I have an factory-method constructor like this:
impl dyn Transport {
pub fn new(s: &str) -> Result<Box<dyn Transport>> {
// Imagine in the future this returns various impls depending on `s`
Ok(Box::new(local::LocalTransport::new(&Path::new(s))))
}
}
With rustc 1.53.0-nightly (07e0e2ec2 2021-03-24) I now get a warning
|
248 | let transport = Transport::new(&temp.path().to_string_lossy()).unwrap();
| ^^^^^^^^^ help: use `dyn`: `<dyn Transport>`
warning: trait objects without an explicit `dyn` are deprecated
I can understand how to change it to <dyn Transport>::new(...)
- in fact rust-analyzer suggests the change for me, which is awesome.

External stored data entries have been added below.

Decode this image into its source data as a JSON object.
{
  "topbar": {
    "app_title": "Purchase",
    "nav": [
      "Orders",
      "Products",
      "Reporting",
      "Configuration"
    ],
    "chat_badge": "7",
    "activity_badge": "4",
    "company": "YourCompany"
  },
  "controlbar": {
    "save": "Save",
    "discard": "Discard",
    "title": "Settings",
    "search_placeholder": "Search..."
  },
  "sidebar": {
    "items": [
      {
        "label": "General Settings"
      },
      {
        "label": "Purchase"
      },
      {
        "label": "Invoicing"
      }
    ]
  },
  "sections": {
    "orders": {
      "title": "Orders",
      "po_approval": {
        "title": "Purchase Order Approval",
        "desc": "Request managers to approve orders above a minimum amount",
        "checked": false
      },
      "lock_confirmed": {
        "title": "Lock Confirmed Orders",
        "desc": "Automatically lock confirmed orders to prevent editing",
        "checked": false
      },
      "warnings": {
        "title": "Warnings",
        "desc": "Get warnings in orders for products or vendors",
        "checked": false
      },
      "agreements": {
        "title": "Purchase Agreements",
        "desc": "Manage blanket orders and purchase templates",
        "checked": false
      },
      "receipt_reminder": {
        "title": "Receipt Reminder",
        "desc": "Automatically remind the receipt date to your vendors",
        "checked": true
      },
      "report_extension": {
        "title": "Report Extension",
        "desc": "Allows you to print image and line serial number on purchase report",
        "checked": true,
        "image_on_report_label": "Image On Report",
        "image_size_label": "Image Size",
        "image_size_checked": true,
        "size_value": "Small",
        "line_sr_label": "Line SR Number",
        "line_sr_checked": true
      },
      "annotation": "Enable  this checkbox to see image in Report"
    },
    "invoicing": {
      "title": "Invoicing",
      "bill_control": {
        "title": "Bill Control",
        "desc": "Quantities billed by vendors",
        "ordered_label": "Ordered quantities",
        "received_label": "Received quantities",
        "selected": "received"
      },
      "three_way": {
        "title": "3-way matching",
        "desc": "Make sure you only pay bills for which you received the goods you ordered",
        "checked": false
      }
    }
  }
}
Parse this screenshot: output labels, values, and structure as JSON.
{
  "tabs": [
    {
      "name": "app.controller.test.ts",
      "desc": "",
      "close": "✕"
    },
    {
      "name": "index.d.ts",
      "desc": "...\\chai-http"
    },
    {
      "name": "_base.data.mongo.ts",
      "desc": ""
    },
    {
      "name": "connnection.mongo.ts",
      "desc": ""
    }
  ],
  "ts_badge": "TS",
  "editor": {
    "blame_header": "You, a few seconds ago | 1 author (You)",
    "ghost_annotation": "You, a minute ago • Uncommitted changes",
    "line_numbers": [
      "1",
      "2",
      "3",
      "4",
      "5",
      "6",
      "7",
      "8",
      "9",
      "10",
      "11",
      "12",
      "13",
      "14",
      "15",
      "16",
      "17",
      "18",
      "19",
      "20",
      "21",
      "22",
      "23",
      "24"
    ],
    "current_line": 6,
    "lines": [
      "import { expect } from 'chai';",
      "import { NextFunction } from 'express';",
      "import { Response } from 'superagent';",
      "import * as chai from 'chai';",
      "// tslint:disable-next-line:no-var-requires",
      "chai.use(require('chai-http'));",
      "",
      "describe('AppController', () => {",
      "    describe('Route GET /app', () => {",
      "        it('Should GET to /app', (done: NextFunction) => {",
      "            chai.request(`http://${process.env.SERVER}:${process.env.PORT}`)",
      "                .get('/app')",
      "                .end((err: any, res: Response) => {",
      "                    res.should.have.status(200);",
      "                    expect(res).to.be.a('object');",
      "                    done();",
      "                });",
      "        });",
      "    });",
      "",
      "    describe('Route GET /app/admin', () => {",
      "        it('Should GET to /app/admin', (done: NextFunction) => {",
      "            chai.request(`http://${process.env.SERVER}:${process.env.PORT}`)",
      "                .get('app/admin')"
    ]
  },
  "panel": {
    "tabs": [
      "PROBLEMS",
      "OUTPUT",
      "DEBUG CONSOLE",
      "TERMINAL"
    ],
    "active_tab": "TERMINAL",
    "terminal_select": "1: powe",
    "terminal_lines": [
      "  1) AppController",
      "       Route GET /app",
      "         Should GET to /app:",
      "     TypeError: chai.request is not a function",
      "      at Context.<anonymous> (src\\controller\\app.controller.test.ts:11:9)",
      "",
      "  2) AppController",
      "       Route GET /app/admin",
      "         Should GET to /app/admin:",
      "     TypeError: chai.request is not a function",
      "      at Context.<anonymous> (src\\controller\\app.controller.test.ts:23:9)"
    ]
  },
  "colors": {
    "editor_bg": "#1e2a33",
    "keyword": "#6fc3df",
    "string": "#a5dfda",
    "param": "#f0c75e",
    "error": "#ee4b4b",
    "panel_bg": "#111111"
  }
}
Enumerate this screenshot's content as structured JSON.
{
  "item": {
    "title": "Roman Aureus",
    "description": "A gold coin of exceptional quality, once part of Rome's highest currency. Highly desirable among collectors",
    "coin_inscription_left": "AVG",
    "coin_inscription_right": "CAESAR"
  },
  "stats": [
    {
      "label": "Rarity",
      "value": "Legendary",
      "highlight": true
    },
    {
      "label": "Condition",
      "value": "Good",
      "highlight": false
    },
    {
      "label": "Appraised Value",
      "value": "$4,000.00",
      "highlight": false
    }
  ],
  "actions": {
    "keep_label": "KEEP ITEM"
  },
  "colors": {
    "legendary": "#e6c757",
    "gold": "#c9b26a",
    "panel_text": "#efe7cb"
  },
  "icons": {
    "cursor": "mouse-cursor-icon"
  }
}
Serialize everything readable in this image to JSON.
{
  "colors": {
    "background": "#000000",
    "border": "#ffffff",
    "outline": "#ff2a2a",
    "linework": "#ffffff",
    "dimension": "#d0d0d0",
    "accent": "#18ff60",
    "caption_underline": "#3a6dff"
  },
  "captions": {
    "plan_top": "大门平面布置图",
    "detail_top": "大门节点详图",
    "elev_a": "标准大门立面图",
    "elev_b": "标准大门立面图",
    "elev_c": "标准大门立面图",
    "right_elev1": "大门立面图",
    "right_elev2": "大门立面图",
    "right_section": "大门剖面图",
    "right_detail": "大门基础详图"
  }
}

But this makes the calling code rather ugly.
I can also understand, I think, why in general Rust is moving towards requiring an explicit dyn
on use of trait objects.
My questions are:
-
Why is a
dyn
recommended here? As far as I can see the call toTransport::new
is not going through a vtable or fat pointer or in any sense dynamic. -
Is this a signal that this is not a natural rustic way to write an abstract constructor? What would be better? (The obvious step would be to move it to an unassociated function.)